Amid trade tensions and emerging technologies, Indo-Pacific countries are poised to play an increasing role in the global value chain.
Protectionism, decoupling, regionalization, and Covid-19 have shaped and reshaped value chains in the last five years. The pandemic and other geopolitical dynamics have revealed the deeper interconnectedness between economies, with China remaining a central player. Despite strong headwinds, China’s dominance is mostly unshaken, continuing to lead in capital and technology-intensive production.
China now produces about 30 percent of the global value in manufacturing, a significant increase from the early 2000s. This rise is especially notable in battery and solar technologies, as well as electric vehicles, where China has steadily moved up the value chain.
Regional Dynamics and Strategic Importance
Today, China’s investment in infrastructure and high-end technology has increased its value-add in manufacturing, even as the volume has decreased. Discussions at the recent Singapore Economic Forum highlighted the role of the Indo-Pacific in the reconfiguration of value chains. The region’s strategic importance is underscored by agreements like the ASEAN-led Regional Comprehensive Economic Partnership (RCEP), US-led Indo-Pacific Economic Framework (IPEF), and Quadrilateral Security Dialogues (Quad).
Driven by the rising demand for mobile, data storage, data analytics, electric vehicles, and AI, semiconductors have become crucial for economic competitiveness and technological development. China contributes to almost a quarter of global production, alongside Taiwan and South Korea. However, the chip war and rising industrial labor costs in China are leading more players to share this lucrative market.
Indo-Pacific’s Growing Role
In the Indo-Pacific region, Malaysia, the Philippines, and Vietnam are playing an increasing role in the semiconductor value chain.

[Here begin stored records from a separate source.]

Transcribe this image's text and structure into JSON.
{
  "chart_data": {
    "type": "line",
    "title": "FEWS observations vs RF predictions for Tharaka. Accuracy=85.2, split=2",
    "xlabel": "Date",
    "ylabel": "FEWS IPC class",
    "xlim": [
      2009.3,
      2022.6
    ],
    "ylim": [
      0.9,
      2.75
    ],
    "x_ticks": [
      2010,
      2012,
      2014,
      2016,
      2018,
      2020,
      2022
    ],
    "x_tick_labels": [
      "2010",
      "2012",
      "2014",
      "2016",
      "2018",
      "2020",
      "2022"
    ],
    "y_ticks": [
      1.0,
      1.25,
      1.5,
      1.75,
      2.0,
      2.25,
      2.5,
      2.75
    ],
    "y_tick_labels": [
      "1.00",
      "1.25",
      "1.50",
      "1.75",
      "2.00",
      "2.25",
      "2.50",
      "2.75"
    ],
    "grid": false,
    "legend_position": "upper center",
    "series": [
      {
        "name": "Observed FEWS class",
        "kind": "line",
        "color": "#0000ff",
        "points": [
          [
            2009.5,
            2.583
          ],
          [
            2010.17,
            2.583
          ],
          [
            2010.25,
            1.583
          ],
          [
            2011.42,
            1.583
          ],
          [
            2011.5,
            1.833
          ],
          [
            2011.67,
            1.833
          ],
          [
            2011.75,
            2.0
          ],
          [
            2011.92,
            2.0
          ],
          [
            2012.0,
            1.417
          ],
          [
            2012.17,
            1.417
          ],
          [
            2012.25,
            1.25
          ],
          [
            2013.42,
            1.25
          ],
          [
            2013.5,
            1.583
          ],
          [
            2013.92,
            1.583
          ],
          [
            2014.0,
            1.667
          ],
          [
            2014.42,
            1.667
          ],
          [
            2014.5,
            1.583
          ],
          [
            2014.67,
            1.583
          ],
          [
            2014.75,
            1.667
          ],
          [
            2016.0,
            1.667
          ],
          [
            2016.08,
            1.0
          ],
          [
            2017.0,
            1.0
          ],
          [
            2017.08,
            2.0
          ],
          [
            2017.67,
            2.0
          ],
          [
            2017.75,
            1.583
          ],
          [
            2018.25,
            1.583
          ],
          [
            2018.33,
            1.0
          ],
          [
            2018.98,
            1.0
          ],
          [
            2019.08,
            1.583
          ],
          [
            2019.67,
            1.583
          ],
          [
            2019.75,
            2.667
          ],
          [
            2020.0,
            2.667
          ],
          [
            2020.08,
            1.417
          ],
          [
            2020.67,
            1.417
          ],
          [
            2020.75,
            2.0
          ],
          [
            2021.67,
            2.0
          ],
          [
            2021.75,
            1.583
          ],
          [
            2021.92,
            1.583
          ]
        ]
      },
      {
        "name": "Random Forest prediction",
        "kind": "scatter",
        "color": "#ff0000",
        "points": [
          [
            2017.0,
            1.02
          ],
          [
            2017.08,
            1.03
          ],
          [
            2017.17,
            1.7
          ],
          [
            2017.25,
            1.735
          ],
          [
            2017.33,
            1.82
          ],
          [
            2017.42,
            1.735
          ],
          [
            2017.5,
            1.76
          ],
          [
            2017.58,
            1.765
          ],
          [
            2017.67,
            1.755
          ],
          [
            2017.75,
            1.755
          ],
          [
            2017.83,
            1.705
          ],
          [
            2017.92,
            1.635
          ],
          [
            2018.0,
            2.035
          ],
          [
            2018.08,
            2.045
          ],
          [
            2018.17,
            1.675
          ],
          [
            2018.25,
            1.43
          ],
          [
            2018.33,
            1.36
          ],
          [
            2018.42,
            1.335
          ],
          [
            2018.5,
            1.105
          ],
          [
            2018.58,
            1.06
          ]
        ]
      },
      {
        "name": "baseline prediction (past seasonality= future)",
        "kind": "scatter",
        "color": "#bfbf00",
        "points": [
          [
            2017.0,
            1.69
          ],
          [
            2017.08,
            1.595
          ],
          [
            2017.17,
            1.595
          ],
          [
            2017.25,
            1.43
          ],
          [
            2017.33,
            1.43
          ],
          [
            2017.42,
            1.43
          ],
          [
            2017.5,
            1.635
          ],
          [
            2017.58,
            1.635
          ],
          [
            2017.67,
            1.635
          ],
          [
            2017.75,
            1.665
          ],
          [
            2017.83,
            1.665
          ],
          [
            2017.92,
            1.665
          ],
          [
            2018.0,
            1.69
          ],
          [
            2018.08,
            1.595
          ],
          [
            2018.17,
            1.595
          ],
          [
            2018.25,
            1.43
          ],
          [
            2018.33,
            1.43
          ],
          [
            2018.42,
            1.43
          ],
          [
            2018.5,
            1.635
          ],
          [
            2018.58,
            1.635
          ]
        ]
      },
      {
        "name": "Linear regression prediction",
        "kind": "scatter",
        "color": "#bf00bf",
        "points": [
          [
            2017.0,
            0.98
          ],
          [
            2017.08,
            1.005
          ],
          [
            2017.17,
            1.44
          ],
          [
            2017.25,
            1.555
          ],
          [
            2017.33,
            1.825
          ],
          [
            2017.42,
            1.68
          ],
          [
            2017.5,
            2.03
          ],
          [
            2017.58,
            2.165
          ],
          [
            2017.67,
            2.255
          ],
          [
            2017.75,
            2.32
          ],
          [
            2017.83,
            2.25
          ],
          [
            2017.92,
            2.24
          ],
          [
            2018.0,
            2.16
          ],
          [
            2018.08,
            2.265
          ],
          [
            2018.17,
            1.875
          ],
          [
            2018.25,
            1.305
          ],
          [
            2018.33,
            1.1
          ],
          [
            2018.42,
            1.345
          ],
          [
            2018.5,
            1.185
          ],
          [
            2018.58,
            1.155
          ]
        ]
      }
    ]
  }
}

Trade in semiconductors between the US and ASEAN has tripled in five years, driven by agreements like RCEP which have increased China-ASEAN trade within the industry.
Technological Bets and Human Capital
For the region to succeed, economies need to make strategic investments in technologies like AI, cybersecurity, next-generation communications, digital manufacturing, and software-defined vehicles. The digital twin market, for instance, is expected to grow significantly, presenting ample opportunities.
Human capital is key to gaining a technological edge. With a shortage of engineers in developed markets, firms may move high-tech development and manufacturing to countries with abundant engineering talent, such as India. Structural and regulatory reforms are essential to facilitate the flow of human capital in the Indo-Pacific and enable the region’s growth.
Collaborative Growth
Southeast Asia, along with India, has a young and sizable population that could drive the region up the value chain. Building on existing strengths and attracting external capital are crucial for developing the necessary infrastructure and logistics. Vertical integration, like the “flying geese model” involving multiple countries, could create a middle-class society in the region.
Environmental and social implications of growth cannot be ignored. Sustainable development requires trade agreements that consider people, nature, and society. Technological advancements can mitigate the negative environmental and social impacts of global production, driving significant and important changes in global value chains.